Freedom Foundation

Teamsters 117 Agrees To Settle Case Brought By Corrections Officers

Back in 2015, the staff attorneys at the Freedom Foundation and the National Right to Work Legal Defense Foundation teamed up to represent five corrections officers at the Stafford Creek Corrections Center in Aberdeen, WA. These officers were members of officer bargaining units represented by Teamsters 117.

Mike Wagenblast and his fellow officers are full-fledged public employees, meaning under current Supreme Court precedent, they can be forced to pay the union fees, even if they do not want to be Teamsters. The Court concluded in Abood (1973) that non-union public employees can be forced to pay for traditional collective bargaining activities a union provides, but not a union’s political and ideological activities. This reduced fee for nonmembers is called an “agency fee.”

However, there are many practical difficulties in trying to distinguish political and nonpolitical union spending, so in a 1986 case called Hudson, the Supreme Court articulated several due process safeguards unions must observe before they take agency fees from non-union public employees. For instance, Hudson requires unions to provide advance notice of the basis for the calculation of the agency fee it intends to levy against an employee, which includes an obligation to provide an independent audit. Hudson also requires unions to be reasonably prompt and impartial in reviewing non-members’ challenges to the agency fee calculation. And, while such a dispute is pending Hudson forces unions to place disputed fees in escrow.

These protections are so important because, as the Hudson Court noted, “forcing an individual to contribute even ‘three pence’ for the ‘propagation of opinions which he disbelieves'” amounts to tyranny (quoting Thomas Jefferson and James Madison). It should be noted that the Hudson procedures don’t really provide much protection from objectors. For example, it is a union, not an independent auditor, which qualifies those expenses that are political or nonpolitical. The independent auditor merely accepts those representations, and then ensures that the numbers add up in the calculation of a proposed agency fee. This post-Hudson system is rife with union corruption, as the Wagenblast case illustrates.

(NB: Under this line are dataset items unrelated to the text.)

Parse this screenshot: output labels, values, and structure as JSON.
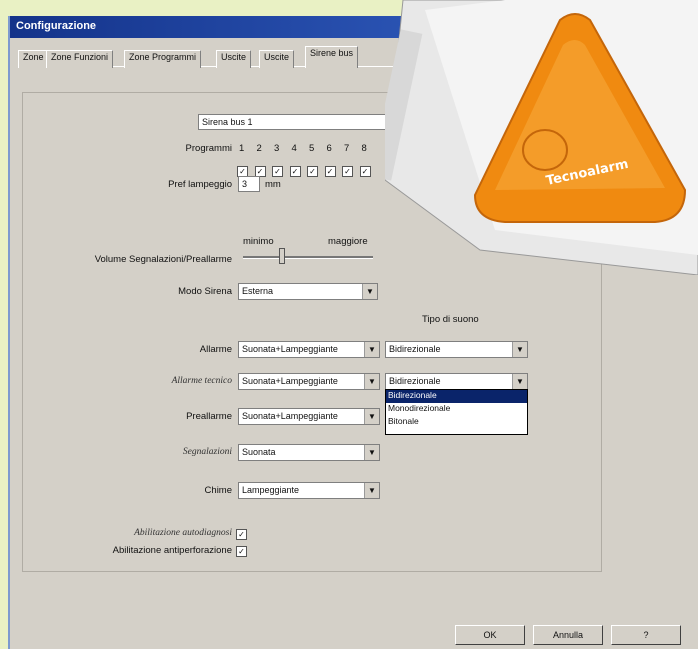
{
  "window": {
    "title": "Configurazione"
  },
  "tabs": [
    {
      "label": "Zone"
    },
    {
      "label": "Zone Funzioni"
    },
    {
      "label": "Zone Programmi"
    },
    {
      "label": "Uscite"
    },
    {
      "label": "Uscite"
    },
    {
      "label": "Sirene bus"
    }
  ],
  "siren": {
    "name_value": "Sirena bus 1",
    "programs_label": "Programmi",
    "program_numbers": [
      "1",
      "2",
      "3",
      "4",
      "5",
      "6",
      "7",
      "8"
    ],
    "flash_time_label": "Pref lampeggio",
    "flash_time_value": "3",
    "flash_time_unit": "mm",
    "slider_min_label": "minimo",
    "slider_max_label": "maggiore",
    "slider_level_fraction": 0.3,
    "volume_label": "Volume Segnalazioni/Preallarme",
    "mode_label": "Modo Sirena",
    "mode_value": "Esterna",
    "sound_type_header": "Tipo di suono",
    "rows": [
      {
        "label": "Allarme",
        "value": "Suonata+Lampeggiante",
        "sound": "Bidirezionale"
      },
      {
        "label": "Allarme tecnico",
        "value": "Suonata+Lampeggiante",
        "sound": "Bidirezionale"
      },
      {
        "label": "Preallarme",
        "value": "Suonata+Lampeggiante"
      },
      {
        "label": "Segnalazioni",
        "value": "Suonata"
      },
      {
        "label": "Chime",
        "value": "Lampeggiante"
      }
    ],
    "sound_options": [
      "Bidirezionale",
      "Monodirezionale",
      "Bitonale"
    ],
    "enable_autodiag_label": "Abilitazione autodiagnosi",
    "enable_antitamper_label": "Abilitazione antiperforazione"
  },
  "buttons": {
    "ok": "OK",
    "cancel": "Annulla",
    "help": "?"
  },
  "photo": {
    "brand_text": "Tecnoalarm",
    "accent": "#f08a10"
  }
}
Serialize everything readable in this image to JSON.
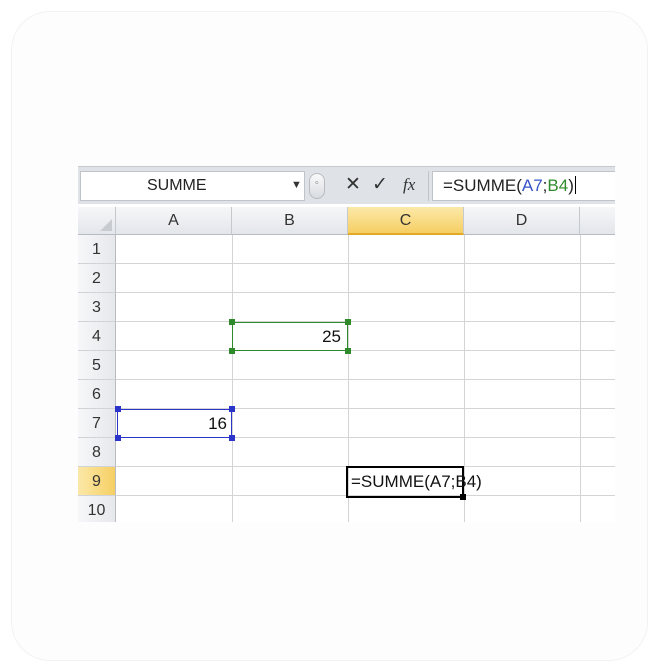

Teamsters 117, the union representing most Washington state corrections officers, employed a system intended to circumvent Hudson‘s protections. It automatically levied an agency fee upon employees equal to the amount of full membership dues – before employees chose to join or not join the union. Teamsters 117 then provided “notice” to employees that set forth a burdensome process for “opting out” and paying a reduced agency fee. Instead of providing the necessary protective procedures prior to exacting agency fees, Teamsters 117 instead chose to exact full union membership dues in the guise of agency fees. According to the Union’s own notice, 68.96% of the agency fee collected from employees before they were given a chance to opt out went to Teamsters 117’s parent affiliate to be spent on political expenses. That 68.96% is categorically an employee’s property, and may not, under Hudson, be seized without first providing Hudson‘s procedural safeguards. Teamsters 117 utterly failed to provide those protections.

While Teamsters 117 didn’t admit it was violating the First Amendment rights of Wagenblast and his colleagues, it did propose to settle the case by paying each plaintiff several hundred dollars and attorneys’ fees. That’s a good result for our plaintiffs in this case, but it highlights the continuing problem with compulsory unionism and opt-out schemes.

State law allows unions to forcibly extract money from workers. Without that state authority, unions could wield no direct control over workers’ paychecks. Everyone intuitively understands that voluntary participation in a union is superior to the use of coercion, and yet states like Washington, Oregon, and California continue to permit coercive schemes like the one Teamsters 117 deceptively employs. Clearly, Abood needs to be overturned, once and for all. It almost happened with the Friedrichs case in 2016, but Justice Scalia’s untimely death led to a 4-4 split that left Abood intact. Other cases are currently in the pipeline – notably several being litigated by our close partner, the National Right to Work Legal Defense Foundation. Hopefully in the next 12 months, the Supreme Court will correct the Abood‘s aberration. The Court foreshadowed this in Knox (2012), where Justice Alto remarked: “A union’s collection of fees from nonmembers is authorized by an act of legislative grace… one that we have termed ‘unusual’ and ‘extraordinary[.]'” Until this extraordinary legislative grace submits to the fundamental protections of the First Amendment, workers’ rights will continue to play second-fiddle to unions’ insatiable desire for money.

There is one sure-fire solution to the patchwork, labyrinthine system Abood created: voluntary unionism. Give workers a real, meaningful choice. Allow them to agree to pay a union before dues are taken from their paychecks. That’s the recipe for more freedom, happier workers, and better unions.